Otto Preminger had a reputation as a consummate professional who could deliver troubled productions on time and under budget. He also had a rep as a petty tyrant who ruled over his sets like a back-lot Fuehrer—and he didn't exactly help that image when he developed a sideline playing Nazis in movies like Stalag 17. Instead, he empowered detractors who claimed he was a bullying interpersonal fascist, onscreen and off.
History hasn't been kind to Preminger. In many ways, he became a victim of the persona he worked so hard to create. Like the fascists he portrayed, he made the trains run on time, metaphorically speaking, but he incurred a long list of enemies in the process. Foster Hirsch's massive, sympathetic new biography Otto Preminger: The Man Who Would Be King nakedly aspires to rehabilitate Preminger's tattered reputation. Hirsch's prolonged defense of Preminger's eclectic, oft-maligned oeuvre is comprehensive and scholarly, but lacks passion or humor. Perhaps that's fitting, given his subject's famously Teutonic personality.
The scion of a wealthy, prominent Austrian Jewish family, Preminger first made his mark on the stage, but he found his greatest success as a director-producer of American films, first as a specialist in kinky noir, and later for stately epics that explored the machinations of powerful institutions. For much of his career, Preminger had his finger on the pulse of the cultural zeitgeist and an intertwined gift for provocation, controversy, and self-promotion. But by the time he shepherded Jackie Gleason through an LSD scene in 1968's infamous Skidoo, the times had passed him by.

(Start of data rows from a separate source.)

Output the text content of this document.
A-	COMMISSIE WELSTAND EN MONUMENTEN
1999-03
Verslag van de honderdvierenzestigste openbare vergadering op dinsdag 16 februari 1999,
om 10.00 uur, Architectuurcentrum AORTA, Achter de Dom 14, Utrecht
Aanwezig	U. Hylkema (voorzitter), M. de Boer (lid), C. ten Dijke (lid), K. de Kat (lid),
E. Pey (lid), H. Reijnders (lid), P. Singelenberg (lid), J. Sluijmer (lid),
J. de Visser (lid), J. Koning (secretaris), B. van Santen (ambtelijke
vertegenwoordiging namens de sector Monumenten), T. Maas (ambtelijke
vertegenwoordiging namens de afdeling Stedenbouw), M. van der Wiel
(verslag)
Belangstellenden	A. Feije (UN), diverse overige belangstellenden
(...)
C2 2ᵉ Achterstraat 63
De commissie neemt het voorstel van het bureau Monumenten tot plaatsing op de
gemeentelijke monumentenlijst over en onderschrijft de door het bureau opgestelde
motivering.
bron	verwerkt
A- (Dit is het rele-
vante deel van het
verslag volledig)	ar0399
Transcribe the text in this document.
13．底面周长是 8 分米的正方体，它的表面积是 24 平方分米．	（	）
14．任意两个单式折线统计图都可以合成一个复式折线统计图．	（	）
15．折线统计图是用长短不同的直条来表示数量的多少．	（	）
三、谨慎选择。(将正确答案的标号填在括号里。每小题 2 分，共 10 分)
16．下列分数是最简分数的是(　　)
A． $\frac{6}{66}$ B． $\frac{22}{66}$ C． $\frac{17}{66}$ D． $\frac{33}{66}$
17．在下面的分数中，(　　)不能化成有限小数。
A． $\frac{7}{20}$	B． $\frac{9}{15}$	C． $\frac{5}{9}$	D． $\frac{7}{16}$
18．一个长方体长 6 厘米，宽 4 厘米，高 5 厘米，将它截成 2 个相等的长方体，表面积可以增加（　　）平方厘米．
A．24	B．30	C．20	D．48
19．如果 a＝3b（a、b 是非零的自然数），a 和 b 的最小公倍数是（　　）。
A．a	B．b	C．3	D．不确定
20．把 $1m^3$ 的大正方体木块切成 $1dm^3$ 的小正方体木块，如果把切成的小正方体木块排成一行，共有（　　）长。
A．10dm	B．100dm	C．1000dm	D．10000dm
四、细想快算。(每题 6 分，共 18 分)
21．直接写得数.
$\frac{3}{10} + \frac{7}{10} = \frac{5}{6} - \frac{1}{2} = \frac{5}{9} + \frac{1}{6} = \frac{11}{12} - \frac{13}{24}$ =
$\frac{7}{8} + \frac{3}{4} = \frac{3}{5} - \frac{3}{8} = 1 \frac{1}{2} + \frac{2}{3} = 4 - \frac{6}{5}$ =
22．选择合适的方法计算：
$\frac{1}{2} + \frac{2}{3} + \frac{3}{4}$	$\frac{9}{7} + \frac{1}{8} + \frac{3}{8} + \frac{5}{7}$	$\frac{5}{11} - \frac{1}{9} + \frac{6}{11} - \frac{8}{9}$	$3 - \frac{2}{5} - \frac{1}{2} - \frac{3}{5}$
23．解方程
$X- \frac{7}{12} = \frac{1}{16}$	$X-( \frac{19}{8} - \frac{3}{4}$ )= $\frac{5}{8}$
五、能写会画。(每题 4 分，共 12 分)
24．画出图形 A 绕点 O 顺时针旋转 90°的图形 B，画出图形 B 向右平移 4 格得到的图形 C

Hirsch's background as a film professor comes through in his mastery of film jargon and his ability to discuss films in ways that drain them of their mystery and vitality. He maintains a monomaniacal focus on Preminger's creative output, delving into Preminger's Svengali-like relationships with Jean Seberg and Dorothy Dandridge only so far as they affected their work together. His book is far from emotionally intimate, but that might just be because for Preminger, work wasn't just a central focus: It was his life. His persona often overshadows his output, but Hirsch suggests that the best way to honor his legacy is to ignore the image and focus on the films.